2. So the point is not that one cannot make de jure distinctions between culture and society. One can, just as one can make distinctions between culture and civilization. But as Cervantes said, “this matters little for our story.” What matters much for our story is that culture functions de facto for practitioners of cultural criticism the way society, social formations, relations of production, etc. etc. used to function once upon a time (then, by the way, many of the things that constitute “culture” from movies to “material culture”--a desperate way to conflate things here-- used to be part of the superstructure).

3. To say that culture provides information for the action of entrepreneurs is simply a reformulation, and not a very ingenious one, of the obvious, pointed out by Mises and others: the entrepreneur looks for the most favorable conditions he can find that justify his actions (he follows the economic Law of Marginal Utility).

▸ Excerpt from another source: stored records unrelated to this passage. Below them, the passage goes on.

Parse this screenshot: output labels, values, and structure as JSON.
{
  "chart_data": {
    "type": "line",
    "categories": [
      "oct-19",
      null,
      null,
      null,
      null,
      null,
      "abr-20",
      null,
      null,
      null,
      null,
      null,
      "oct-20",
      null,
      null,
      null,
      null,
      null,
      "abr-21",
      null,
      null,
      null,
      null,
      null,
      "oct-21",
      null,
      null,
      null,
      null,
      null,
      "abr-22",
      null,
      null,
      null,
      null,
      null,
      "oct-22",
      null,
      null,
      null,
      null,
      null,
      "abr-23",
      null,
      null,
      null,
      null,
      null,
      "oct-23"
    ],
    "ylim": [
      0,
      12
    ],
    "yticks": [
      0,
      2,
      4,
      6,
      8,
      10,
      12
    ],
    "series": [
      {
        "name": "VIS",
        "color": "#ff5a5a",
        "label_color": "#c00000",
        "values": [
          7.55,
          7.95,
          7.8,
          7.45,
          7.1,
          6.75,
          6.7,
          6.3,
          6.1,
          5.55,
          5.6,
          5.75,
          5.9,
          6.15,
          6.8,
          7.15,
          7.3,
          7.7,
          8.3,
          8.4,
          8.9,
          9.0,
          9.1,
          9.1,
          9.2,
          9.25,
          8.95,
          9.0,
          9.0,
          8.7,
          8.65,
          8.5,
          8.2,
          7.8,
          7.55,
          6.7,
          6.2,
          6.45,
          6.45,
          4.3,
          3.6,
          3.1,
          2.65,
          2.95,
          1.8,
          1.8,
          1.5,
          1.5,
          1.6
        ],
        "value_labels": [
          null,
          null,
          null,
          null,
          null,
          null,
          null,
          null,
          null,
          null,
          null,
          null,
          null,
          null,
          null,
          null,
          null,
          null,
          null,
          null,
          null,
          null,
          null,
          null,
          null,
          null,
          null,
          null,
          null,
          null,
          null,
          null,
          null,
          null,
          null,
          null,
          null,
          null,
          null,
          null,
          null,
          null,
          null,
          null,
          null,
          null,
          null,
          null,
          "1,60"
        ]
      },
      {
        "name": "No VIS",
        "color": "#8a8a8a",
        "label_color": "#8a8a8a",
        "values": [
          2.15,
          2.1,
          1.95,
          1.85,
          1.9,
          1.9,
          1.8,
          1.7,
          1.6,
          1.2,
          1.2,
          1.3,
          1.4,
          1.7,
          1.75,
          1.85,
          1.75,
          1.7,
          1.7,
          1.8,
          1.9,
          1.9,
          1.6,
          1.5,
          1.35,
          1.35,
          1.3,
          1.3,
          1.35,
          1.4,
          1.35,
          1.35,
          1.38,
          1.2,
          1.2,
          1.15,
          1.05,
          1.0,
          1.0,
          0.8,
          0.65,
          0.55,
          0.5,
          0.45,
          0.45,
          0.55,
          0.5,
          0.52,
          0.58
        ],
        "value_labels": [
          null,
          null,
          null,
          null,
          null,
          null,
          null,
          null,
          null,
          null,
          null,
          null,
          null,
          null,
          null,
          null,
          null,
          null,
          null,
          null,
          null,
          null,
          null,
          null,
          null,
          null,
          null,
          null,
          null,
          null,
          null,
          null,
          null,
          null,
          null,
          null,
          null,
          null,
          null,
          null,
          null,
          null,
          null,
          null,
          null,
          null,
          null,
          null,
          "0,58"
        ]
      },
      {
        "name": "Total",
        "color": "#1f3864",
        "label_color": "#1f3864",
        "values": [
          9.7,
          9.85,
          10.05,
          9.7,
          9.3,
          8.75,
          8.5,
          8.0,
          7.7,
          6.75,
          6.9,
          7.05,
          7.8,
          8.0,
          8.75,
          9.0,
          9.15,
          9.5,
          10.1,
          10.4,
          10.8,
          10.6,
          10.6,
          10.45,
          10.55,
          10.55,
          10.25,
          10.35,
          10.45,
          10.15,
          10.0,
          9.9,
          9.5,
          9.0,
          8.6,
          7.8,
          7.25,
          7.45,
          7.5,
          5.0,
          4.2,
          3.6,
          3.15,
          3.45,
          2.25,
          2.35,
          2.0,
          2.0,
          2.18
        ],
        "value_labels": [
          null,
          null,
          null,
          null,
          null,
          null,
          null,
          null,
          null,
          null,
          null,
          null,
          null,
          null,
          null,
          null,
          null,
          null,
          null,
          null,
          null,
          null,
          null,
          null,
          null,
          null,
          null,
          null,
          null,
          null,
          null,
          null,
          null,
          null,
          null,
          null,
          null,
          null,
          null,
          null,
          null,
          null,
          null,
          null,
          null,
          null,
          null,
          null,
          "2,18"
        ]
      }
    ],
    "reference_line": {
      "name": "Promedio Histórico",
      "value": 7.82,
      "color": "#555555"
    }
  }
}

4. But the laws of economics do not depend on culture. They apply regardless of cultural conditions. In this, as in many other things, Mises’ Kung Fu is the strongest. Take, for example, the Law of Marginal Utility again. It applies to farming in Fiji as much as to entrepreneurship in the U.S. The farmer in Fiji who does not watch out for it will be punished by economics as much as the entrepreneur in the U.S. The poor, near starvation person in Somalia, is as subject to it as the crack dealer in Chicago. What changes is not economic law but the means for its application or disregard. That obviously changes, since in Fiji the means include growing mangoes (or whatever it is that they grow in Fiji) and watching for the behavior of insects and making an educated guess on weather conditions, and in the other they might not include mangoes but something else. I would go further than Mises. The laws of economics transcend species. Higher level (this is important because decision making to choose, I repeat, choose, a course of action is needed for human or otherwise thinking action) predators on the African savannahs adhere to the Law of Marginal Utility all the time: the most effective, and therefore best predators, are the best observers of it. My Kangal dog (a guard dog and therefore closer to predation) is very good at it for certain goals (such as scaring potential intruders both human and animal by barking and acting fierce), better than my Bichon Frise (a lap dog), who barks and becomes hysterical indiscriminately when he sees something unusual.

5. We, too, in these fora, are subject to the economics of Human Action: Discussions fade under the impact of the Law of Marginal Utility.